Sejak pandemi virus Corona melanda Indonesia, menjadikan banyak sektor usaha terkena imbasnya. Tidak sedikit para pelaku usaha, baik mikro dan makro harus tutup disebabkan perencanaan keuangan yang kurang baik disaat kondisi pandemi sekarang ini.

Pakar ekonomi Nanda Faradewi mengungkapkan, yang paling merasakan dampak pandemi Covid-19 saat ini adalah usaha yang tidak memiliki perencanaan keuangan yang baik. Sehingga tidak siap dihadapkan dalam situasi-situasi dadakan seperti saat ini.

“Benar bahwa secara keseluruhan sektor usaha baik menengah, mikro, maupun kecil merasakan dampaknya. Tetapi jika memiliki perencanaan ekonomi yang baik maka dampak itu bisa diminimalisir. Olehnya itu, pandemi ini harus kita jadikan pelajaran bahwa perencanaan keuangan yang baik itu bagian dari pondasi usaha,” ungkap Nanda.

Menjadi salah satu Financial Planner, Nanda Faradewi menjawab hal tersebut dengan mengajak para pelaku usaha belajar dari kondisi saat ini.

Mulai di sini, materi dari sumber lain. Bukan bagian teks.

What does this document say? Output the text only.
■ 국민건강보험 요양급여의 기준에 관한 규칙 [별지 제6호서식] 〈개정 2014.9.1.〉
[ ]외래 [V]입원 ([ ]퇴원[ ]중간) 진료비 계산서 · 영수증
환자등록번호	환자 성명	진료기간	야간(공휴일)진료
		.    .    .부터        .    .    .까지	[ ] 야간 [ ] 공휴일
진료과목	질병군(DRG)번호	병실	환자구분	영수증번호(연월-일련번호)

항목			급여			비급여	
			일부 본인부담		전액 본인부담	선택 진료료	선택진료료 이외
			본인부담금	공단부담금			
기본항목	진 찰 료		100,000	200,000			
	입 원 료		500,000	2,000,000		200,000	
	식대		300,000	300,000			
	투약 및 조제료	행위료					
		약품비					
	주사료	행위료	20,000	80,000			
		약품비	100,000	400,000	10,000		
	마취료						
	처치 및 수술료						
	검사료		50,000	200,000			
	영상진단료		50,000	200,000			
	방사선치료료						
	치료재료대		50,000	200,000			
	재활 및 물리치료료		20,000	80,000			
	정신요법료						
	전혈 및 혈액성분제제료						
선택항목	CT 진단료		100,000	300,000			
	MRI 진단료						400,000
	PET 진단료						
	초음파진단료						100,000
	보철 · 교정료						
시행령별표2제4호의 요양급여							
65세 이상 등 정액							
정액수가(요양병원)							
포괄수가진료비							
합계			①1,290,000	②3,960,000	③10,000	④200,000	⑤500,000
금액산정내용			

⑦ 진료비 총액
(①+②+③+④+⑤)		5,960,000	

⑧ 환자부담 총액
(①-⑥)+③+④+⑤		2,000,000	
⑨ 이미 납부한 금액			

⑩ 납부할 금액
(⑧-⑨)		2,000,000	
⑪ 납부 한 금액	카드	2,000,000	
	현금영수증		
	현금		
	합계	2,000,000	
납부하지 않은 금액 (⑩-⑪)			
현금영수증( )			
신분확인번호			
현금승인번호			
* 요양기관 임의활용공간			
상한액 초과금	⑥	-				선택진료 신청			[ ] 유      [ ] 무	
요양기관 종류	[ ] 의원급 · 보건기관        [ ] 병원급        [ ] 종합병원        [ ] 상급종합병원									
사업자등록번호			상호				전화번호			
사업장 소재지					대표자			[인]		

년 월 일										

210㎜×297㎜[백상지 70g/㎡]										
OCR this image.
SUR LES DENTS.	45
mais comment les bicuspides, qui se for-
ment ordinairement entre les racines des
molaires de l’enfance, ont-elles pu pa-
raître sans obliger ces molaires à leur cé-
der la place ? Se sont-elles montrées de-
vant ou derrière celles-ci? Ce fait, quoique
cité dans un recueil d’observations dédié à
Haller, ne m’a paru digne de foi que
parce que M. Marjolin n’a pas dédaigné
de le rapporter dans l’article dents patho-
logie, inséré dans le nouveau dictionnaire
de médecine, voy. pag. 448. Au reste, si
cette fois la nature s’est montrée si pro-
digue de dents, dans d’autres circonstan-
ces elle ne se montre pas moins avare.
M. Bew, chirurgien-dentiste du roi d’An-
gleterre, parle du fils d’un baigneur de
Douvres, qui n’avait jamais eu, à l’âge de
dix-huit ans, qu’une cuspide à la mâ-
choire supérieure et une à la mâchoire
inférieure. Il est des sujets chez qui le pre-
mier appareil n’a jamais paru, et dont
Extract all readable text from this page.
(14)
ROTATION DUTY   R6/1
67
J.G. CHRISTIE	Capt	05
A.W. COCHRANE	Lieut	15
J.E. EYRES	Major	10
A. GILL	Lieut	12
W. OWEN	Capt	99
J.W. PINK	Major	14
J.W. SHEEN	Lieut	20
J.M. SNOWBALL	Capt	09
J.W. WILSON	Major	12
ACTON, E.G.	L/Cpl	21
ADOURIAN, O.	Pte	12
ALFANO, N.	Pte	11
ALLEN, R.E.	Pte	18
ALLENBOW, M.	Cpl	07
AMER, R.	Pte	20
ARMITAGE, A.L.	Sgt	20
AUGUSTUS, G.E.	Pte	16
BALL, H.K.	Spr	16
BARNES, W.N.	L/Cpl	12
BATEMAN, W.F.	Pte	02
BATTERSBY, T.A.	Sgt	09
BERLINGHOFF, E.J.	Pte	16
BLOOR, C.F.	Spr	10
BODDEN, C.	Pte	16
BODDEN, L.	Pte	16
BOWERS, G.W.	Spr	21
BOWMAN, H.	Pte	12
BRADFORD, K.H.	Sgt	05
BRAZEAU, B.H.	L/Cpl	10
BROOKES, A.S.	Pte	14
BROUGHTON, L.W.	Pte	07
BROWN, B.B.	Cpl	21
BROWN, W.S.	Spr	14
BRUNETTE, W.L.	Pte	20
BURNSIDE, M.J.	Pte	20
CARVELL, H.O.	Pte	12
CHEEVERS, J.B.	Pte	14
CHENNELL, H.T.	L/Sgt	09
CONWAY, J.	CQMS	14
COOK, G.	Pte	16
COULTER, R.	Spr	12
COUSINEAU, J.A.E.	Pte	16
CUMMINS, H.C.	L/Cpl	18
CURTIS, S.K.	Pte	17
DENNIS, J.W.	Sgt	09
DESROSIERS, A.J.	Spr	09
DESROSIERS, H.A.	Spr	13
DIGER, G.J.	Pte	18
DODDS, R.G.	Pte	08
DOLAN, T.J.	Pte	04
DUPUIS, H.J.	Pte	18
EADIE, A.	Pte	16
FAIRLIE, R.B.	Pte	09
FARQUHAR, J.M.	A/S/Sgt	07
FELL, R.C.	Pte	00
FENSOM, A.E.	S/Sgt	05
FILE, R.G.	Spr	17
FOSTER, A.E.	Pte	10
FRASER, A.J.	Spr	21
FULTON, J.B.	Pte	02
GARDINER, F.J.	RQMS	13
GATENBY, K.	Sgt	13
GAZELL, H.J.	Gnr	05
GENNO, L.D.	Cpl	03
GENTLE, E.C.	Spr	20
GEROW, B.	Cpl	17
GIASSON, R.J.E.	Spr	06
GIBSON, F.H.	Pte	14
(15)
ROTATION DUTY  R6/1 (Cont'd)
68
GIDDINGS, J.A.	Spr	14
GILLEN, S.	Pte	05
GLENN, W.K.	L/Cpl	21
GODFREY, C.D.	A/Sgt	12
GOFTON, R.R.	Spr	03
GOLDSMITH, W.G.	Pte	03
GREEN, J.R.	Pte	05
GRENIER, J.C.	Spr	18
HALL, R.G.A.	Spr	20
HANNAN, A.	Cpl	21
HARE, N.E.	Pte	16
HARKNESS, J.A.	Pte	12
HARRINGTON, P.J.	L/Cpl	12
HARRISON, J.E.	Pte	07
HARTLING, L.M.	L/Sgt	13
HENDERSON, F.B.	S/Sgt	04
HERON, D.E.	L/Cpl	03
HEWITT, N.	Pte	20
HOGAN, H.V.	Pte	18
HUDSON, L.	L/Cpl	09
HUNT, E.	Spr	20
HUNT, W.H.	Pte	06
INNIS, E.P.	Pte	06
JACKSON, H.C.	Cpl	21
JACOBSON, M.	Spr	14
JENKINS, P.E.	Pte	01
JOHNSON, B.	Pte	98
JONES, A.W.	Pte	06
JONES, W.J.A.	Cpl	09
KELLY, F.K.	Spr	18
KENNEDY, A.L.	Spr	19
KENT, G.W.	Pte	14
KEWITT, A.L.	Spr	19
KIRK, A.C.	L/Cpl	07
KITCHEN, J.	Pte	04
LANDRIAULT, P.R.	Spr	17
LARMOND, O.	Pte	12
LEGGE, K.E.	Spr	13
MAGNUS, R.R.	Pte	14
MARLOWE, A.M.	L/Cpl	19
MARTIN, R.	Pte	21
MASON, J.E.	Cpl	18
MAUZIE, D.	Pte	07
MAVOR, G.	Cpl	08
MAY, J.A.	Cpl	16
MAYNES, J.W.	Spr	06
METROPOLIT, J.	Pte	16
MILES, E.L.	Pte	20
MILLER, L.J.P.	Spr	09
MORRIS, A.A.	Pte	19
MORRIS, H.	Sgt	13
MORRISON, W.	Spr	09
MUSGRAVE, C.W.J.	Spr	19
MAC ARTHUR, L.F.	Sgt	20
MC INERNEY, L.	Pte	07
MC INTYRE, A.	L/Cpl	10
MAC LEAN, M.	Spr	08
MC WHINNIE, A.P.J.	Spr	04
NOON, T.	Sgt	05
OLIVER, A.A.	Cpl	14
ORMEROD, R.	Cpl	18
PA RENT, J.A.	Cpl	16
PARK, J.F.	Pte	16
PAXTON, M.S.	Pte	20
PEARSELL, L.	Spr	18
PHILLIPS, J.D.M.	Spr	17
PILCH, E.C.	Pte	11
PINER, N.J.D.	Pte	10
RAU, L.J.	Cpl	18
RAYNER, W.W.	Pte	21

Pelaku usaha kecil mikro seperti UKM, harus mempunyai perencanaan keuangan yang baik. Sebab, kondisi yang sama saat ini belum tentu terjadi pada tahun berikutnya.

“Kita harus belajar dari kondisi ini walaupun kondisi yang sama belum tentu terjadi di tahun-tahun berikutnya. Tetapi satu hal yang bisa kita pahami bahwa, sewaktu-waktu bisa saja terjadi kondisi yang serupa yang mau tidak mau kita harus siap menghadapinya,” terang Nanda, usai memberikan seminar perencanaan keuangan di Menara Kadin, Jakarta 04/11/2020.

Lebih lanjut Alumni magister manajemen Trisakti itu menenrang, ada tiga hal permasalahan yang kerap terjadi terhadap para pelaku. Menurutnya, para pelaku usaha kecil ini, belum bisa membedakan keinginan dan kebutuhan, kurangnya informasi terhadap pengelolaan keuangan pribadi, dan belum stabilnya pemasukan dan rutinnya pengeluaran.

Belum lagi online shopping, aplikasi e-commerce, aplikasi Mbanking dan promo-promo menarik lainnya yang kian merayu pengeluaran hingga mengerus keuangan.